For each efficiency, we performed a statistical test with a confidence level of 1% for the null hypothesis that the slope of the corresponding linear function is zero, i.e., that the efficiencies are constant over time (see in addition S1 Text). Furthermore, to eliminate the possibility of overfitting due to the linear assumption, we performed leave-one-out cross-validation (LOOCV) to estimate the test error of our model with constant efficiencies against a linear model. Results in S5 Table show that the linear assumption improves the prediction up to 38.3%. Further tests concerning the sensitivity of the model w.r.t. the parameters showed that the model is also sufficiently robust (see S1 Text).

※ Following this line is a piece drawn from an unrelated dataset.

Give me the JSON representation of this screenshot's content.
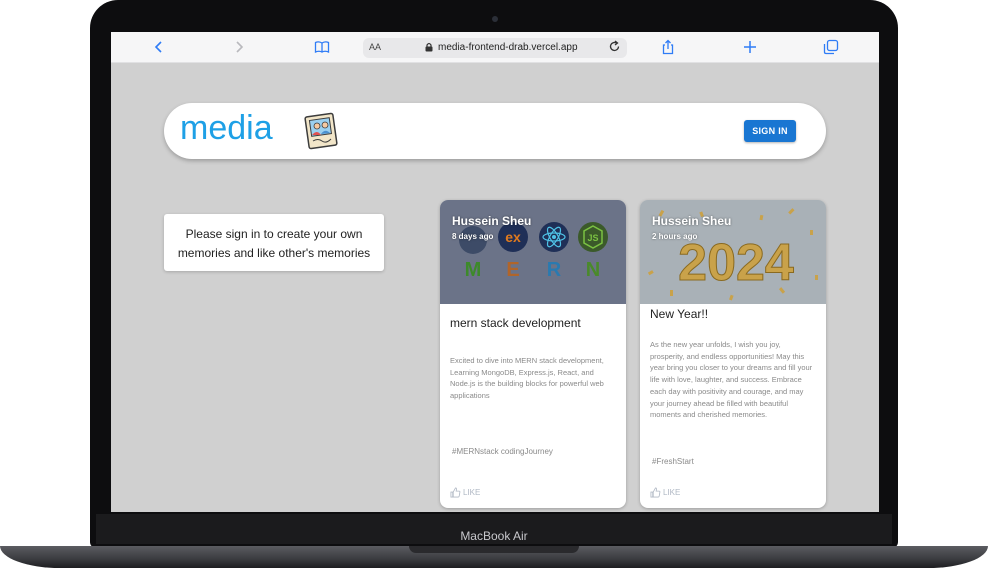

Overall, the estimation of the efficiency functions reveals some common and some locus specific features that accompany the DNA demethylation dynamics over time in 2i. As a common feature we observe that the total methylation on hemimethylated sites, λ(*t*), decreases over time in all examined loci but at different rates. Along with this decrease we observe also a drop of de novo methylation activity at all loci besides Ttc25 and Zim3. In contrast, hydroxylation activity increases for most loci over time (except for Snrpn). Interestingly, the largest increase of *η*(*t*) occurs in L1mdT and the two DMRs in the genes Ttc25 and Zim3, where we also observe low or even total absence of de novo activity. On the other hand, a weaker hydroxylation activity in mSat, as well as IAP and MuERVL (S2 Fig), is accompanied by a strong decrease of *μ*_{d}(*t*) in the same loci, while in Afp both de novo methylation and hydroxylation show a moderate decrease and increase, respectively. At last, maintenance methylation seems to differ among loci. For all repetitive multicopy loci and Afp maintenance activity remains nearly constant while for Ttc25 and Zim3 it shows a significant decrease. For the imprinted Snrpn locus, where the methylation level remains constant, our model accurately predicts the apparently constantly high maintenance efficiency of 1.0. Altogether, these findings point towards a major impairment of maintenance methylation by 5hmC. Additionally, for each locus this impairment is modulated by a distinct combination of decreasing (e.g. Dnmt3a,b) or increasing (e.g. Tet) activities in a locus specific manner. Some of the locus specific differences may also have their origin in the particular methylation and (hydroxy-)methylation status present in serum/LIF before the shift into 2i.

## Discussion

The goal of our study was to investigate the role of 5hmC in the process of progressive DNA demethylation at single copy and mulitcopy loci across the genome. As a model system we used the DNA of ES cells grown under conditions where the cells experience a genome wide reduction of DNA methylation [21, 22].

Using time dependent comparative bisulfite and oxidative bisulfite hairpin sequencing data we generated two HMMs: one that represents the dynamics of total modifications (5mC and 5hmC in BS) and the other only representing the 5mC levels (in oxBS). The comparison allowed us to accurately determine the amount and changes of 5hmC at certain genomic loci, to estimate the transient distribution of both 5mC and 5hmC in the DNA and to compute statistically reliable estimates for the efficiencies of maintenance and de novo methylation, as well as for hydroxylation over time.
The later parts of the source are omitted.